L’étranglement

Au bout de la rue, à cause des travaux, il y avait une sorte de goulet étroit entre deux palissades où l’on ne pouvait guère se croiser. C’est là que j’ai été agressé. J’y ai été brutalement saisi à la gorge, par derrière, et l’on a serré, serré, serré.
J’ai commencé par essayer de me défendre bien sûr, mais très vite la douleur et l’étouffement m’ont rendu incapable de faire le moindre mouvement pour me dégager. J’ai tenté de hurler à l’aide sans qu’aucun son ne sorte de ma bouche. Il me tenait avec une force phénoménale et je m’attendais presque à entendre de l’intérieur les os de ma nuque se briser. Je n’ai pas eu le temps d’avoir vraiment peur, tant la panique me submergeait. J’ai supplié de toutes mes forces, je crois, que quelqu’un arrivât pour me sauver. J’ai aussi pensé très fort aux condamnés à mort, et je crois même m’être demandé par le truchement de quel engrenage barbare, l’Histoire n’avait-elle pas réussi à bannir à jamais cette peine atroce et si inhumaine. J’ai encore ressenti une profonde culpabilité, à sentir la mort m’être ainsi infligée par la haine, froidement et si anonymement.

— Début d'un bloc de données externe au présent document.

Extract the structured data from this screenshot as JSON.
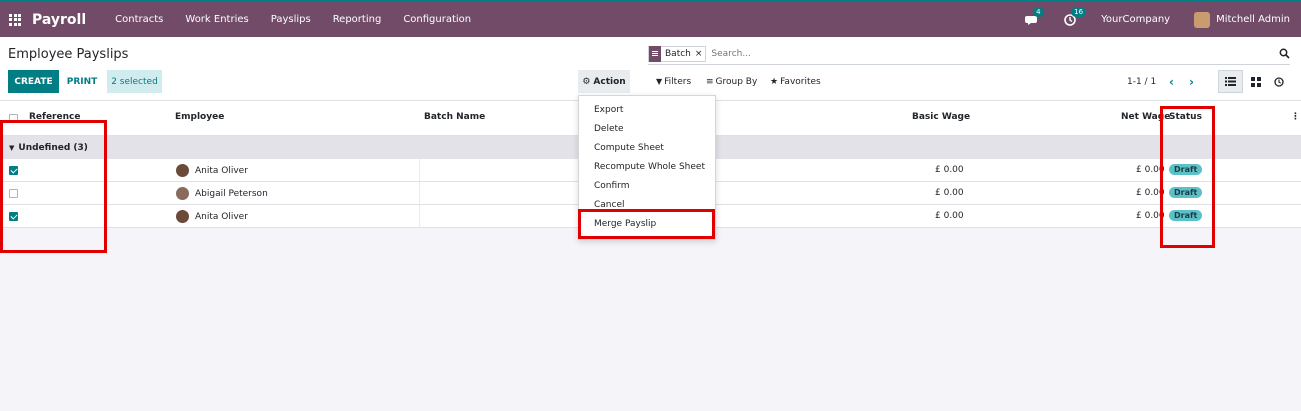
{
  "navbar": {
    "app_name": "Payroll",
    "menu": [
      "Contracts",
      "Work Entries",
      "Payslips",
      "Reporting",
      "Configuration"
    ],
    "messages_count": "4",
    "activities_count": "16",
    "company": "YourCompany",
    "user": "Mitchell Admin"
  },
  "control_panel": {
    "title": "Employee Payslips",
    "create_label": "CREATE",
    "print_label": "PRINT",
    "selected_label": "2 selected",
    "search": {
      "facet": "Batch",
      "facet_remove": "×",
      "placeholder": "Search..."
    },
    "action_label": "Action",
    "filters_label": "Filters",
    "group_by_label": "Group By",
    "favorites_label": "Favorites",
    "pager": "1-1 / 1"
  },
  "action_menu": {
    "items": [
      "Export",
      "Delete",
      "Compute Sheet",
      "Recompute Whole Sheet",
      "Confirm",
      "Cancel",
      "Merge Payslip"
    ]
  },
  "table": {
    "columns": {
      "reference": "Reference",
      "employee": "Employee",
      "batch": "Batch Name",
      "basic_wage": "Basic Wage",
      "net_wage": "Net Wage",
      "status": "Status"
    },
    "group_label": "Undefined (3)",
    "rows": [
      {
        "employee": "Anita Oliver",
        "basic_wage": "£ 0.00",
        "net_wage": "£ 0.00",
        "status": "Draft",
        "checked": true
      },
      {
        "employee": "Abigail Peterson",
        "basic_wage": "£ 0.00",
        "net_wage": "£ 0.00",
        "status": "Draft",
        "checked": false
      },
      {
        "employee": "Anita Oliver",
        "basic_wage": "£ 0.00",
        "net_wage": "£ 0.00",
        "status": "Draft",
        "checked": true
      }
    ]
  },
  "colors": {
    "brand": "#714b67",
    "accent": "#017e84",
    "highlight": "#e00000",
    "status_draft": "#5bc0c8"
  }
}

L’étreinte s’est desserrée bien après que ce ne fut trop tard pour m’en réjouir ou pour appeler au secours. L’assassin m’avait juste pris ce qui devait être mon portefeuille. Je me suis alors dit que ça faisait un drôle d’effet, que de se voir allongé sur le sol, désarticulé comme un pantin. Je remarquai que ma langue était bleue, je la voyais parce qu’elle pendait entre mes lèvres devenues si pâles. C’était juste avant que toute la scène ne revête à mes yeux une importance bien moindre.
J’apprends maintenant, avec mes nouveaux amis, pourquoi et comment la violence se répand dans nos vies d’hommes. Pourquoi et comment le seul moyen de s’en défaire est de l’appréhender sans aucune crainte. Quitte à en mourir.